Now that the project has received federal approval, the next phase of the pipeline fight will not focus on the Calgary pipeline company but on the government that many B.C. First Nations ultimately blame for the dispute.

"For us, it's a rights and title discussion," Peter Lantin, president of the Haida Nation, said Wednesday.

"It's not necessarily about a pipeline."

The Crown has failed to resolve aboriginal rights and title in B.C. for generations, he said. Now, native communities are united for a sweeping legal challenge against the federal government approval, he said.

The expected legal challenge involves a coalition that includes all three major aboriginal organizations in the province: the pro-treaty First Nations Summit, the anti-treaty Union of B.C. Indian Chiefs and the regional branch of the Assembly of First Nations, as well as dozens of individual bands.

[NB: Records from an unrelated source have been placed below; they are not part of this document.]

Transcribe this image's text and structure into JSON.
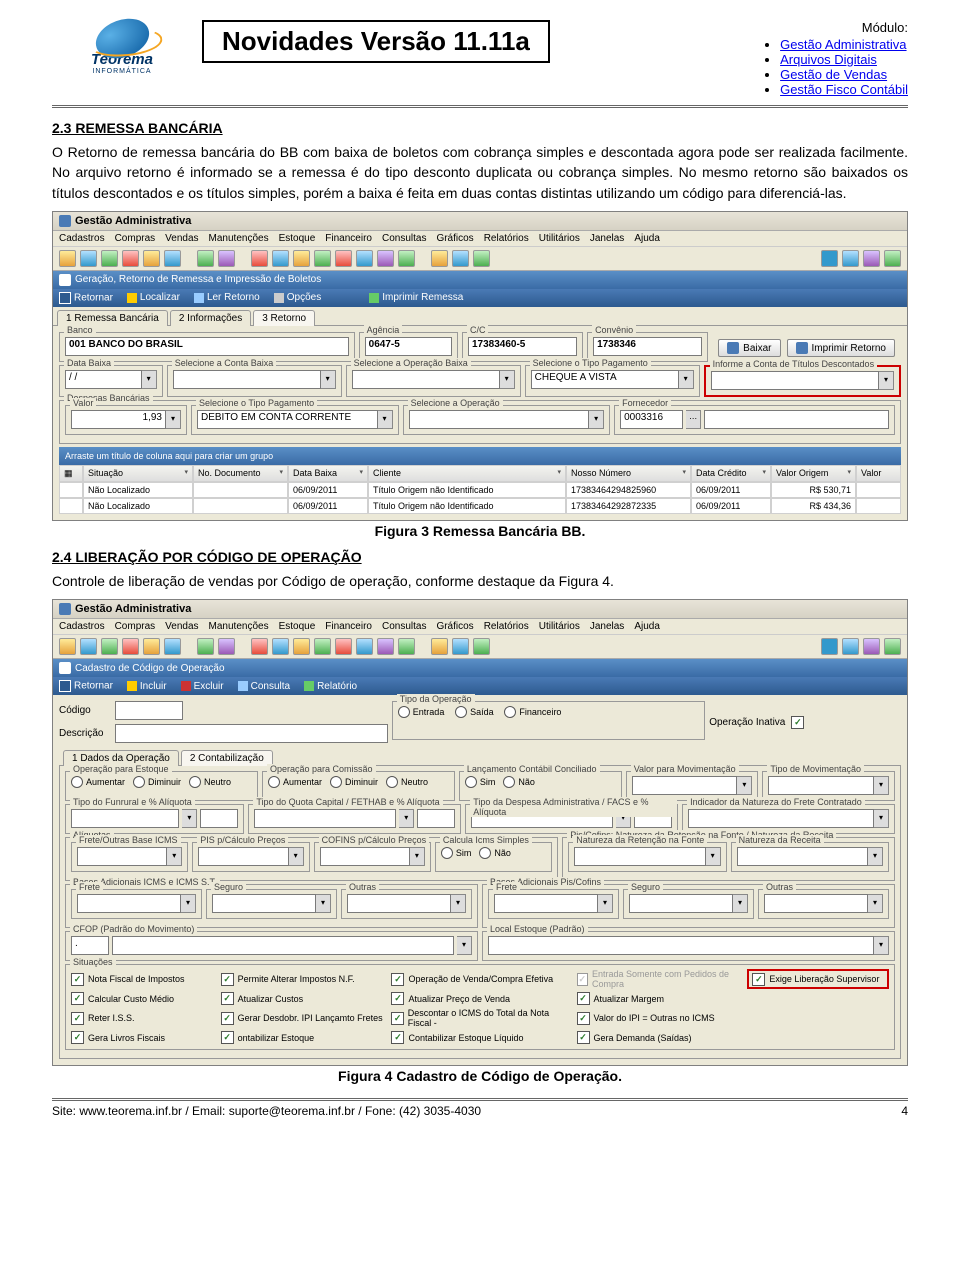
{
  "header": {
    "logo_name": "Teorema",
    "logo_sub": "INFORMÁTICA",
    "title": "Novidades Versão 11.11a",
    "module_label": "Módulo:",
    "modules": [
      "Gestão Administrativa",
      "Arquivos Digitais",
      "Gestão de Vendas",
      "Gestão Fisco Contábil"
    ]
  },
  "section23": {
    "heading": "2.3 REMESSA BANCÁRIA",
    "text": "O Retorno de remessa bancária do BB com baixa de boletos com cobrança simples e descontada agora pode ser realizada facilmente. No arquivo retorno é informado se a remessa é do tipo desconto duplicata ou cobrança simples. No mesmo retorno são baixados os títulos descontados e os títulos simples, porém a baixa é feita em duas contas distintas utilizando um código para diferenciá-las.",
    "caption": "Figura 3 Remessa Bancária BB."
  },
  "section24": {
    "heading": "2.4 LIBERAÇÃO POR CÓDIGO DE OPERAÇÃO",
    "text": "Controle de liberação de vendas por Código de operação, conforme destaque da Figura 4.",
    "caption": "Figura 4 Cadastro de Código de Operação."
  },
  "app_menu": [
    "Cadastros",
    "Compras",
    "Vendas",
    "Manutenções",
    "Estoque",
    "Financeiro",
    "Consultas",
    "Gráficos",
    "Relatórios",
    "Utilitários",
    "Janelas",
    "Ajuda"
  ],
  "shot1": {
    "title": "Gestão Administrativa",
    "panel_title": "Geração, Retorno de Remessa e Impressão de Boletos",
    "actions": {
      "retornar": "Retornar",
      "localizar": "Localizar",
      "ler": "Ler Retorno",
      "opcoes": "Opções",
      "imprimir": "Imprimir Remessa"
    },
    "tabs": [
      "1 Remessa Bancária",
      "2 Informações",
      "3 Retorno"
    ],
    "banco_label": "Banco",
    "banco": "001 BANCO DO BRASIL",
    "agencia_label": "Agência",
    "agencia": "0647-5",
    "cc_label": "C/C",
    "cc": "17383460-5",
    "convenio_label": "Convênio",
    "convenio": "1738346",
    "btn_baixar": "Baixar",
    "btn_imprimir_ret": "Imprimir Retorno",
    "data_baixa_label": "Data Baixa",
    "data_baixa": "/  /",
    "sel_conta_baixa": "Selecione a Conta Baixa",
    "sel_oper_baixa": "Selecione a Operação Baixa",
    "sel_tipo_pag": "Selecione o Tipo Pagamento",
    "tipo_pag": "CHEQUE A VISTA",
    "conta_desc": "Informe a Conta de Títulos Descontados",
    "desp_label": "Despesas Bancárias",
    "valor_label": "Valor",
    "valor": "1,93",
    "sel_tipo_pag2": "Selecione o Tipo Pagamento",
    "tipo_pag2": "DEBITO EM CONTA CORRENTE",
    "sel_oper": "Selecione a Operação",
    "fornecedor_label": "Fornecedor",
    "fornecedor": "0003316",
    "group_hint": "Arraste um título de coluna aqui para criar um grupo",
    "cols": {
      "situacao": "Situação",
      "nodoc": "No. Documento",
      "databaixa": "Data Baixa",
      "cliente": "Cliente",
      "nosso": "Nosso Número",
      "datacred": "Data Crédito",
      "valororig": "Valor Origem",
      "valor": "Valor"
    },
    "rows": [
      {
        "situacao": "Não Localizado",
        "databaixa": "06/09/2011",
        "cliente": "Título Origem não Identificado",
        "nosso": "17383464294825960",
        "datacred": "06/09/2011",
        "valor": "R$ 530,71"
      },
      {
        "situacao": "Não Localizado",
        "databaixa": "06/09/2011",
        "cliente": "Título Origem não Identificado",
        "nosso": "17383464292872335",
        "datacred": "06/09/2011",
        "valor": "R$ 434,36"
      }
    ]
  },
  "shot2": {
    "title": "Gestão Administrativa",
    "panel_title": "Cadastro de Código de Operação",
    "actions": {
      "retornar": "Retornar",
      "incluir": "Incluir",
      "excluir": "Excluir",
      "consulta": "Consulta",
      "relatorio": "Relatório"
    },
    "codigo_label": "Código",
    "descricao_label": "Descrição",
    "tipo_op_label": "Tipo da Operação",
    "tipo_ops": [
      "Entrada",
      "Saída",
      "Financeiro"
    ],
    "op_inativa": "Operação Inativa",
    "tabs": [
      "1 Dados da Operação",
      "2 Contabilização"
    ],
    "grp_estoque": "Operação para Estoque",
    "estoque_ops": [
      "Aumentar",
      "Diminuir",
      "Neutro"
    ],
    "grp_comissao": "Operação para Comissão",
    "comissao_ops": [
      "Aumentar",
      "Diminuir",
      "Neutro"
    ],
    "grp_lanc": "Lançamento Contábil Conciliado",
    "simnao": [
      "Sim",
      "Não"
    ],
    "grp_valor": "Valor para Movimentação",
    "grp_tipomov": "Tipo de Movimentação",
    "grp_funrural": "Tipo do Funrural e % Alíquota",
    "grp_quota": "Tipo do Quota Capital / FETHAB e % Alíquota",
    "grp_despesa": "Tipo da Despesa Administrativa / FACS e % Alíquota",
    "grp_indicador": "Indicador da Natureza do Frete Contratado",
    "grp_aliquotas": "Alíquotas",
    "ali_frete": "Frete/Outras Base ICMS",
    "ali_pis": "PIS p/Cálculo Preços",
    "ali_cofins": "COFINS p/Cálculo Preços",
    "ali_calc": "Calcula Icms Simples",
    "grp_piscofins": "Pis/Cofins: Natureza da Retenção na Fonte / Natureza da Receita",
    "nat_fonte": "Natureza da Retenção na Fonte",
    "nat_receita": "Natureza da Receita",
    "grp_bases": "Bases Adicionais ICMS e ICMS S.T.",
    "b_frete": "Frete",
    "b_seguro": "Seguro",
    "b_outras": "Outras",
    "grp_bases_pc": "Bases Adicionais Pis/Cofins",
    "grp_cfop": "CFOP (Padrão do Movimento)",
    "grp_localest": "Local Estoque (Padrão)",
    "grp_sit": "Situações",
    "checks": {
      "c1": "Nota Fiscal de Impostos",
      "c2": "Permite Alterar Impostos N.F.",
      "c3": "Operação de Venda/Compra Efetiva",
      "c4": "Entrada Somente com Pedidos de Compra",
      "c5": "Exige Liberação Supervisor",
      "c6": "Calcular Custo Médio",
      "c7": "Atualizar Custos",
      "c8": "Atualizar Preço de Venda",
      "c9": "Atualizar Margem",
      "c10": "Reter I.S.S.",
      "c11": "Gerar Desdobr. IPI Lançamto Fretes",
      "c12": "Descontar o ICMS do Total da Nota Fiscal -",
      "c13": "Valor do IPI = Outras no ICMS",
      "c14": "Gera Livros Fiscais",
      "c15": "ontabilizar Estoque",
      "c16": "Contabilizar Estoque Líquido",
      "c17": "Gera Demanda (Saídas)"
    }
  },
  "footer": {
    "site": "Site: www.teorema.inf.br / Email: suporte@teorema.inf.br / Fone: (42) 3035-4030",
    "page": "4"
  }
}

They will meet in the coming weeks to decide on the course their case will take, Lantin said.

Lantin said the Haida recognize the importance of natural resource projects and the national interest, and he said they would be happy to have that conversation -- about another project.

"There is no compromise. There is no mitigating measures that we could talk about that would satisfy or change the Haida position," he said.

"I don't believe that after the fact we can somehow hit a reset button. ... The damage is done."

The company said it will continue trying to engage aboriginal and other communities.

Janet Holder, vice-president of western access for Northern Gateway Pipelines, said there have been some discussions and more are planned.

Enbridge (TSX:ENB) and its partners remain committed to the project, she said.

"We believe that we can move past this," Holder said. "I don't think we'll get 100 per cent support. There's never anything, any significant issue, that's ever been dealt with in Canada that has ever had 100 per cent support."